Я открыла глаза, подняла голову и, снова почувствовав себя униженной, с дрожью в голосе сказала:

– Простите меня, но я никогда не буду вашей женой. Никогда!  –  Глаза мои налились слезами. Я вскочила. Мне показалось, что я забыла добавить ещё что-то. Повернувшись, увидела сникшего, будто уменьшившегося в размерах отца, покрывшуюся красными пятнами тётю, приунывшего кума, растерянного офицера.

– Никогда!  –  снова крикнула я и, убежав к себе, заперлась.
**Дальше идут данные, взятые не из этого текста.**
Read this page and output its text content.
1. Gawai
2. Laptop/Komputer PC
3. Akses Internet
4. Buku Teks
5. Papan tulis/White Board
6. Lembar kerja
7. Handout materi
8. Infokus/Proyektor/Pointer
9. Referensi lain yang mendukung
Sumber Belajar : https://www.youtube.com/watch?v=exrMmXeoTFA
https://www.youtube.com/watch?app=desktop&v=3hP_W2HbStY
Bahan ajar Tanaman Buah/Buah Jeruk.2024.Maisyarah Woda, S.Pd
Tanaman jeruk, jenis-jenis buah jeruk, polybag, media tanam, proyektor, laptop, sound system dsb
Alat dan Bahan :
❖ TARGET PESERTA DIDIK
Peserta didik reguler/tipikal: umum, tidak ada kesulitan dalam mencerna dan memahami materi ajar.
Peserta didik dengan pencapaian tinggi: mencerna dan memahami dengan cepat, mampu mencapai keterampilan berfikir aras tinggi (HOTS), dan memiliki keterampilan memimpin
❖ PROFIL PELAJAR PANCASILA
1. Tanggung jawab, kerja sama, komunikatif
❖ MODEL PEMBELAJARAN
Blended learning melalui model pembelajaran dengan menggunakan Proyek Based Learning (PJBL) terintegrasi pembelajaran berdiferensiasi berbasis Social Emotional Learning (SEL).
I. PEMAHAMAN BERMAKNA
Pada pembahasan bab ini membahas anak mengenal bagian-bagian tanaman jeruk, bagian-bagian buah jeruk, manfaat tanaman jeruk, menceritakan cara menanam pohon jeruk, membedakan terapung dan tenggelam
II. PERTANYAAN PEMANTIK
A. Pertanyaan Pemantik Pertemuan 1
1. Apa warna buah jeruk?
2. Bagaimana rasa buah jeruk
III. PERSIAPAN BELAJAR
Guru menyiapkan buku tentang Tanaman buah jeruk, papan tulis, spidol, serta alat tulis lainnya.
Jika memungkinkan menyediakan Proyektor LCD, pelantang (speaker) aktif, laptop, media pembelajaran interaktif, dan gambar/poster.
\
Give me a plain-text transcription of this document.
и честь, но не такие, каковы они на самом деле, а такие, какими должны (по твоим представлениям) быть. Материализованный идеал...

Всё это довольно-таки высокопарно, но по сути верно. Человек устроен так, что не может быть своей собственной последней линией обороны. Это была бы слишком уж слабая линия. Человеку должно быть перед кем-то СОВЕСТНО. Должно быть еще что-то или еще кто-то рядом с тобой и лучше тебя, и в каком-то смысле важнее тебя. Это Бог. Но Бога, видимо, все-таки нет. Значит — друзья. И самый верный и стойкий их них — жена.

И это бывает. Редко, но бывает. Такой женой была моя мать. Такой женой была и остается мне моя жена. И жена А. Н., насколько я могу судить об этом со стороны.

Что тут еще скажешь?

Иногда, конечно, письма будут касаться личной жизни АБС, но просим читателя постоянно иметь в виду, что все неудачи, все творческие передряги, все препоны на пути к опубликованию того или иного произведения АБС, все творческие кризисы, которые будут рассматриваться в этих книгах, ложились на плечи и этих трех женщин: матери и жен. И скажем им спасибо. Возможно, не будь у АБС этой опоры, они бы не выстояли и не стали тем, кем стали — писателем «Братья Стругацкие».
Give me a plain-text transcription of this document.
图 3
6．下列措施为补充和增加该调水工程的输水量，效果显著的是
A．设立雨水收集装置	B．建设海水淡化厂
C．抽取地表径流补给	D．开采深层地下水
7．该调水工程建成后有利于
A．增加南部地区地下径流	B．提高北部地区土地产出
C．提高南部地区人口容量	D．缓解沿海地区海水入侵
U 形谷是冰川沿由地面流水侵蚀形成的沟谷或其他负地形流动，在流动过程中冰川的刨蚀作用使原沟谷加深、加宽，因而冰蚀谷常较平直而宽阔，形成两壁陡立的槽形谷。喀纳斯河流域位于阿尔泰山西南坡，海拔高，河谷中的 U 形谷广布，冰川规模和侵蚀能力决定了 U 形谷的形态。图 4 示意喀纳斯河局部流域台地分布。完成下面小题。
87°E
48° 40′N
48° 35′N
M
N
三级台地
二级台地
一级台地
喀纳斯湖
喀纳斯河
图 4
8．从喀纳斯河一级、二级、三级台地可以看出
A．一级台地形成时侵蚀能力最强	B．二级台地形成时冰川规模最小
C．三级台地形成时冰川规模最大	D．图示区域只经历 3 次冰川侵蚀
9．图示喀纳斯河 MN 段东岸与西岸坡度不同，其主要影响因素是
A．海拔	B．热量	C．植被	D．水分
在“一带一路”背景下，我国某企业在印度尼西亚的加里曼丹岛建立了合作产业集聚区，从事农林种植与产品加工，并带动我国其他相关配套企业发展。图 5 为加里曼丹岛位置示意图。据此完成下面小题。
Внизу поднялась кутерьма. Люди бегали туда-сюда, что-то говорили, кричали, орали, стучались ко мне. Я не отвечала. Лежала и плакала, плакала. Голова горела, тело билось в ознобе. Мне становилось то жарко, то холодно, я потела и мёрзла, была словно в бреду. В дверь постучали снова. Я лежала, не шелохнувшись… Но вот почудилось мне, будто под окном звенят бубенчики. Слышался какой-то знакомый голос. Подошла, а там Паша на крестьянской телеге, запряжённой плохонькой чувашской лошадёнкой. Я напугалась: уезжает! Последняя моя надежда покидает меня!..

– Не уезжай, останься!

Мне было так тяжело, что я готова была повеситься с горя. Открыла дверь и снова застыла на пороге, не в силах перешагнуть его. Ноги дрожали, сердце гулко стучало… Надо было хотя бы попрощаться, сказать: «До свидания!» Я метнулась к окну, но не могла выжать из себя ни слова. Паша обернулся, чтобы ещё раз взглянуть на моё окно, и лошадь тронулась. Я упала без сил.

На другое утро, когда я спустилась в столовую, в доме из гостей не оставалось никого. Тётя выглядела старой, увядшей, на отце не было лица. Мы сидели молча. Вечером отец объявил:

– Я еду в Петербург. Завтра.

Мне не хотелось оставаться с тётей, и я сказала:

– Папа, я не хочу быть здесь без тебя.

– В таком случае я тоже поеду,  –  заявила тётя.  –  Разве можно оставлять взрослую девушку без присмотра?

Я вышла, не проронив ни слова.

На другой день мы втроём отправились в Петербург, даже не простившись с соседями.

Перед самым отъездом одна из служанок сказала мне:

– Туташ, джигит, который жил на чердаке, просил передать вам письмо, но ваша тётя забрала его у меня.